Das Weidwiesenweiblein
bei Bad Reichenhall
In den Jahren 1782 und 1783 war in Bad Reichenhall
viel Gerede vom Weidwiesenweiblein. Es war dies ein ganz winziges
Weiblein mit schwarzem Gewand und mit einem kleinen Tiegel in
der Hand, in dem ein Lämpchen brannte. Das Gesicht sah man
nicht; man meinte eher, sie hätte keines, denn ein großer
Hut lag ganz flach auf ihren Schultern.
Wenn nun die Leute bei Nacht über die Weidwiesen
nach Hause gingen, so war oft auf einmal und ohne dass man sehen
konnte, woher es gekommen sei, das Weidwiesenweiblein da, ging
nebenher und leuchtete ihnen den Heimweg. Dies tat sie meistens
recht getreulich und zuverlässig; zuweilen aber, wenn die
Menschen gemein waren, führte sie sie an ganz abgelegene
Orte, wo sie gar nicht hin wollten und ließ sie da einfach
stehen.
Sie sprach nichts, und doch hatte niemand Angst vor ihr, vielmehr
kam es allen so vor, als wenn es so sein müsste. Niemals
dankte ihr jemand für ihre Hilfe und ihre Begleitung.
Einmal aber brach einem Fuhrmann in finsterer Nacht beim Kalkofen
ein Rad, und da stand plötzlich das Weiblein neben ihm und
leuchtete mit ihrem Lämpchen.
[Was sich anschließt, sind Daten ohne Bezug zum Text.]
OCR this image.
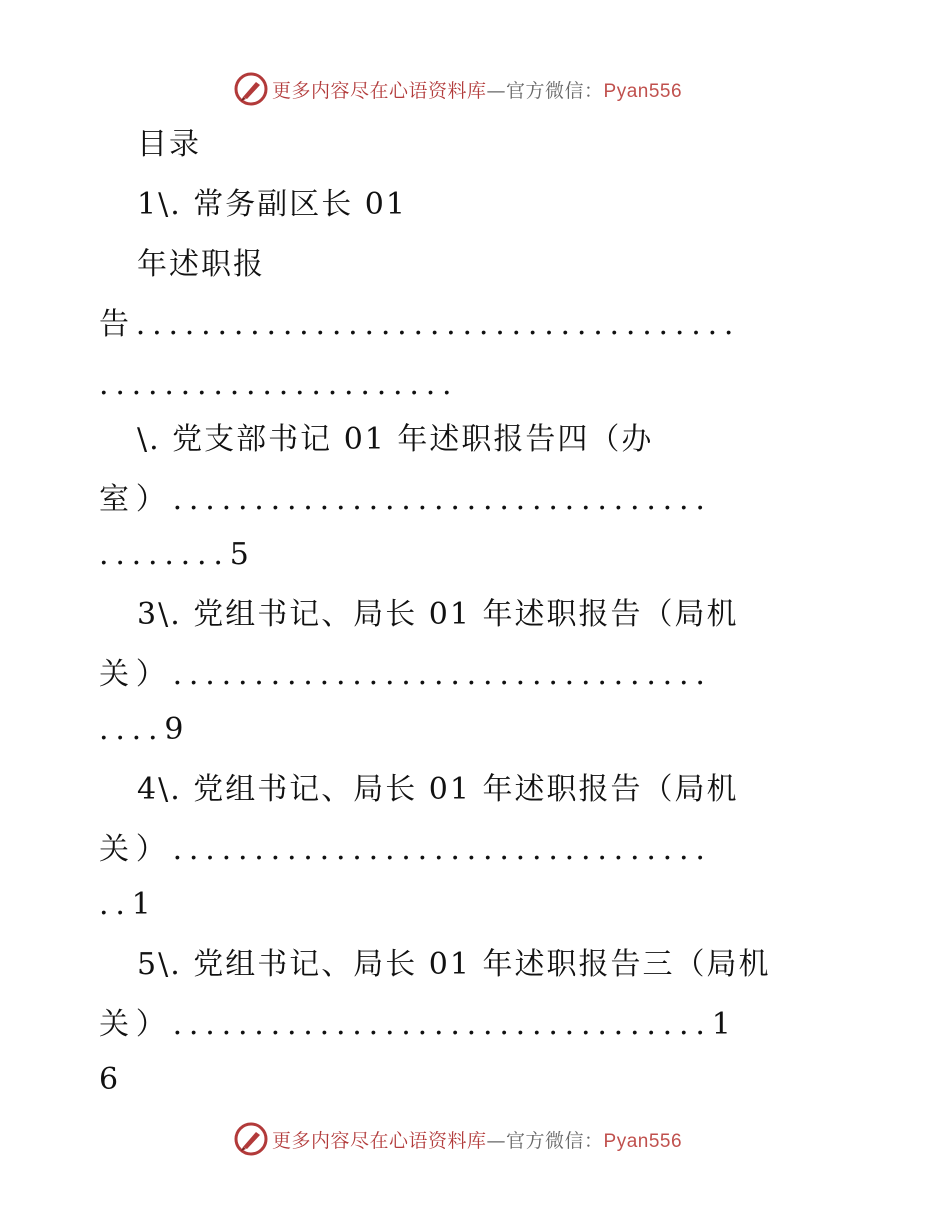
更多内容尽在心语资料库—官方微信：Pyan556
目录
1\. 常务副区长 01
年述职报
告.....................................
......................
\. 党支部书记 01 年述职报告四（办
室）.................................
........5
3\. 党组书记、局长 01 年述职报告（局机
关）.................................
....9
4\. 党组书记、局长 01 年述职报告（局机
关）.................................
..1
5\. 党组书记、局长 01 年述职报告三（局机
关）.................................1
6
更多内容尽在心语资料库—官方微信：Pyan556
Dem verzweifelten Fuhrmann
war dies so ein großer Trost, dass er sagte: "Tausend
Dank!"
Darüber freute sich das Weidwiesenweiblein sehr und jubilierte:
"Hätte an EINEM Dank schon genug gehabt - doch nun gleich
TAUSEND! Ab jetzt sieht mich niemand mehr!".
Dann war es verschwunden und von dieser Stund
an hat sie niemand je wieder gesehen.